Oil Can’t Compete With Renewables, Says National Bank of Abu Dhabi
Returns on fossil fuel investments aren’t keeping up with solar and wind, and are less likely to do so in the future, says bank report
By Anastasia Pantsios
You wouldn’t expect a bank in the oil-rich Middle East to be touting the future of renewable energy over that of oil. But that’s just what the National Bank of Abu Dhabi (NBAD) is doing with its new report, “Financing the Future of Energy: The opportunity for the Gulf’s financial services sector.”
Photo by Alejandro Flores
Aimed primarily at investors and focusing on financial performance and potential, the report found that fossil fuels just weren’t keeping up with solar and wind, and were less likely to do so in the future, even if oil prices dropped much lower than they are now.
“It provides insights into how that community might engage with public and private sector stakeholders to create a more energy efficient economy, turning the aspirations of the region into a reality that will attract the attention of the rest of the world and unlock significant financial opportunities,” says the report’s introduction.
Energy demand is expected to triple in the next 15 years in the rapidly growing Persian Gulf region — already the biggest energy consumer per capita in the world — a demand far outstripping the current supply. Yet, despite the recent plunge in oil prices, the report says that that demand will be more efficiently filled by renewables, offering more reliable and lucrative investment opportunities than oil.
“Some of the report’s findings may surprise you, as they did me,” writes NBAD CEO Alex Thursby in the report’s introduction. “For example, renewable energy technologies are far further advanced than many may believe: solar photovoltaic (PV) and on-shore wind have a track record of successful deployment, and costs have fallen dramatically in the past few years. In many parts of the world, indeed, they are now competitive with hydrocarbon energy sources. Already, more than half of the investment in new electricity generation worldwide is in renewables. Potentially, the gains to be made from focusing on energy efficiency are as great as the benefits of increasing generation. Together, these help us to reframe how we think about the prospects for energy in the region.”

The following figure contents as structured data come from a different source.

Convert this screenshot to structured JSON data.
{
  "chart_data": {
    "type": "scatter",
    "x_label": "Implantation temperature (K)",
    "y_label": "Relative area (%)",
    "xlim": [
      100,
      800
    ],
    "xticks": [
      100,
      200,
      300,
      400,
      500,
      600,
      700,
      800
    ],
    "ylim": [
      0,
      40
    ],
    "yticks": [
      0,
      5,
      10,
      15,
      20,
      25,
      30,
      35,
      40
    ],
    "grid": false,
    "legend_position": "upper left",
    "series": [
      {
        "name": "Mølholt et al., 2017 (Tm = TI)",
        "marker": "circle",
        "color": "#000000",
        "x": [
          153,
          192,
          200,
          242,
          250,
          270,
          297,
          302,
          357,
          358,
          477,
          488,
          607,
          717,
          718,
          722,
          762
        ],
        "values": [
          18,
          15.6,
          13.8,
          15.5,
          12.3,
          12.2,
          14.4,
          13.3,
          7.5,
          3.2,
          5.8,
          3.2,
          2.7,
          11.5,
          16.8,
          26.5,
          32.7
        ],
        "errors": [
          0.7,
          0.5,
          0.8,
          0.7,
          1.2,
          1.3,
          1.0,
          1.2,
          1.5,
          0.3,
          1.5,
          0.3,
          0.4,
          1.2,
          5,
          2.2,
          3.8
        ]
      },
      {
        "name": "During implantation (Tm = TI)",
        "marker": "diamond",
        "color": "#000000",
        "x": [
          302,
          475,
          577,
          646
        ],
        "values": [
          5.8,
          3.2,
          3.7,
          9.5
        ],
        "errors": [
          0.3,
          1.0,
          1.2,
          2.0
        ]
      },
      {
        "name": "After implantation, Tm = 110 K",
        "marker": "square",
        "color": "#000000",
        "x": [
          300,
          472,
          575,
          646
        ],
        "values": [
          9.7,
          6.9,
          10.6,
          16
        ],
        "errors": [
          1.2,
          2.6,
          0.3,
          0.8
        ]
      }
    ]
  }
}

Among the report’s surprising findings are that fossil fuels are already uncompetitive with solar in terms of price, and that would be true even if oil fell as low as $10 a barrel. And with the supply of fossil fuels finite and increasingly difficult to extract, the bank believes that almost all future investments will be in renewables.

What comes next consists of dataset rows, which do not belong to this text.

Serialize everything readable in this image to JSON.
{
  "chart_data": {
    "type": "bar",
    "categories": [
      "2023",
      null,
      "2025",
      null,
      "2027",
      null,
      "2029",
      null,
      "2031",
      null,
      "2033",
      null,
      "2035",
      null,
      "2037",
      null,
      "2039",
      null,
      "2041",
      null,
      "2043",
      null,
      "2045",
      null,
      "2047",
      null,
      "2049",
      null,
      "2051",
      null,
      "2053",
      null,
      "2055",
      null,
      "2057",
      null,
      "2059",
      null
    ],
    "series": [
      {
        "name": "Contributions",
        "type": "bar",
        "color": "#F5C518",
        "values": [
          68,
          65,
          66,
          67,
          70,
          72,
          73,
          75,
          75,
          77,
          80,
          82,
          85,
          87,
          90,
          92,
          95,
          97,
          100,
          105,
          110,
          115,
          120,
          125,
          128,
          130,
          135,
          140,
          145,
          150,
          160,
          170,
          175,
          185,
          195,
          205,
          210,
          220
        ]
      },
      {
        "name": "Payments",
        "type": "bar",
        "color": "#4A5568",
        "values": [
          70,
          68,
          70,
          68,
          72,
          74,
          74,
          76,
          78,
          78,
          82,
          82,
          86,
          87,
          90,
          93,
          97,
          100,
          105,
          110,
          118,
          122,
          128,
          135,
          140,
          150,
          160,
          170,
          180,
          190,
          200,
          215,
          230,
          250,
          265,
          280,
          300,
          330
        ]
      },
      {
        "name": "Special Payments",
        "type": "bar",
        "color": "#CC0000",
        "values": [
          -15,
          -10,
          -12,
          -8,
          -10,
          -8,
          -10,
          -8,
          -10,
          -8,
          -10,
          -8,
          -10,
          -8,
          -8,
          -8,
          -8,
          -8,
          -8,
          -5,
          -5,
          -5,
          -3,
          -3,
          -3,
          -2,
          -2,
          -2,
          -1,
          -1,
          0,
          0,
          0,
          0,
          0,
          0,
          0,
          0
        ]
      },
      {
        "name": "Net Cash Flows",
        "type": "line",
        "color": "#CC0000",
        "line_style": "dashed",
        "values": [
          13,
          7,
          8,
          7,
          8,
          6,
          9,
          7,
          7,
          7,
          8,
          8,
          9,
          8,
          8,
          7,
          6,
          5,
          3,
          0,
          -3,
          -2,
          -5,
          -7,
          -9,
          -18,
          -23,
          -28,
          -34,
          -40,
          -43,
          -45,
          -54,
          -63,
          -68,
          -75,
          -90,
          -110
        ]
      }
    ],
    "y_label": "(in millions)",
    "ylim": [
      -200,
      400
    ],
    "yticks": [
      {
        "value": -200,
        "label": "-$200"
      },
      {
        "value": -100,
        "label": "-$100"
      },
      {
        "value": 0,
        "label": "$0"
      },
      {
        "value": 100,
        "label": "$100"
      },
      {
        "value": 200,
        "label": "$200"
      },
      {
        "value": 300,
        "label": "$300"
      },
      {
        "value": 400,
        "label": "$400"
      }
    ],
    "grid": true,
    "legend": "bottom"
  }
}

“Prices have fallen dramatically in the past few years: solar PV falling by 80 percent in six years, and on-shore wind by 40 percent,” it says. “The speed of this shift towards grid parity with fossil fuels means that, in many instances, perceptions of the role of renewables in the energy mix have not caught up with reality.”

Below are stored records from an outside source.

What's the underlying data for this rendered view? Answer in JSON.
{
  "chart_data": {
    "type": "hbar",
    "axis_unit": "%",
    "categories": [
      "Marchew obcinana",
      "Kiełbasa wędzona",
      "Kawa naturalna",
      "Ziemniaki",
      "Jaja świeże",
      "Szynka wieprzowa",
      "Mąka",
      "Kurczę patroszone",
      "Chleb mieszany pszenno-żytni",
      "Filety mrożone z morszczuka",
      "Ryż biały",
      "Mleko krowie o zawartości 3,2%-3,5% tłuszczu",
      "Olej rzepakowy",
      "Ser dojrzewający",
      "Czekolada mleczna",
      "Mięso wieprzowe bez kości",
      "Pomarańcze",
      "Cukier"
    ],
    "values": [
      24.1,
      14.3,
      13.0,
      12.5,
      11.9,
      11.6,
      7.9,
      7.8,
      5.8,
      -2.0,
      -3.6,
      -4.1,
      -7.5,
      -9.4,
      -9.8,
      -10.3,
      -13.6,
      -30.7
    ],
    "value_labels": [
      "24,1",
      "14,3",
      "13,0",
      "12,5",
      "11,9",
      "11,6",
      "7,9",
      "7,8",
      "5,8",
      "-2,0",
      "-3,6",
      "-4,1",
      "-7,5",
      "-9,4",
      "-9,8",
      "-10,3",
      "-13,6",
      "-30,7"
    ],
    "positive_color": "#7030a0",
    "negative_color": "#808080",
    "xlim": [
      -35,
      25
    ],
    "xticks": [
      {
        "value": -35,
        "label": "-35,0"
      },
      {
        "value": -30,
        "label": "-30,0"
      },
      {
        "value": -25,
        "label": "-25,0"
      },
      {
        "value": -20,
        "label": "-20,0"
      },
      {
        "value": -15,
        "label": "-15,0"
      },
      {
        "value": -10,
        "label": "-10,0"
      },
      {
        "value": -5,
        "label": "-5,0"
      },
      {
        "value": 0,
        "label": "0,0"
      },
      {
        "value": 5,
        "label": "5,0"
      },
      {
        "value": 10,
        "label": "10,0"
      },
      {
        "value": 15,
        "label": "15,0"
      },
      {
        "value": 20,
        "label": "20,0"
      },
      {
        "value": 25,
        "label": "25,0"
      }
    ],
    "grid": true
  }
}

It also points out that some of the objections to renewables—for instance, the intermittency of wind and sunshine—are being overcome as the development of storage technologies picks up steam. It suggests that such technologies present excellent investment opportunities.
“There has been an historic concern that renewables are an unreliable option, because the wind blows only intermittently and the sun does not shine all the time, but that is proving to be less of an issue,” the report says. “Developments in storage technologies are progressing rapidly, and in the next few years utility-scale solutions will be deployed that further minimize concern around what was until recently seen as a major inhibitor to the uptake of renewable generation.”
It also suggested that investment opportunities would exist in developing countries such as Kenya as their middle class grew and they looked to escape the volatility of oil prices and control their energy supply locally.
“When we look to the future, it is very clear that renewables will be an established part of the global energy mix,” writes Thursby. “Governments around the world, including the Gulf region, are setting out their ambitions for decarbonizing their economies, and the global debate about energy has never been more intense.”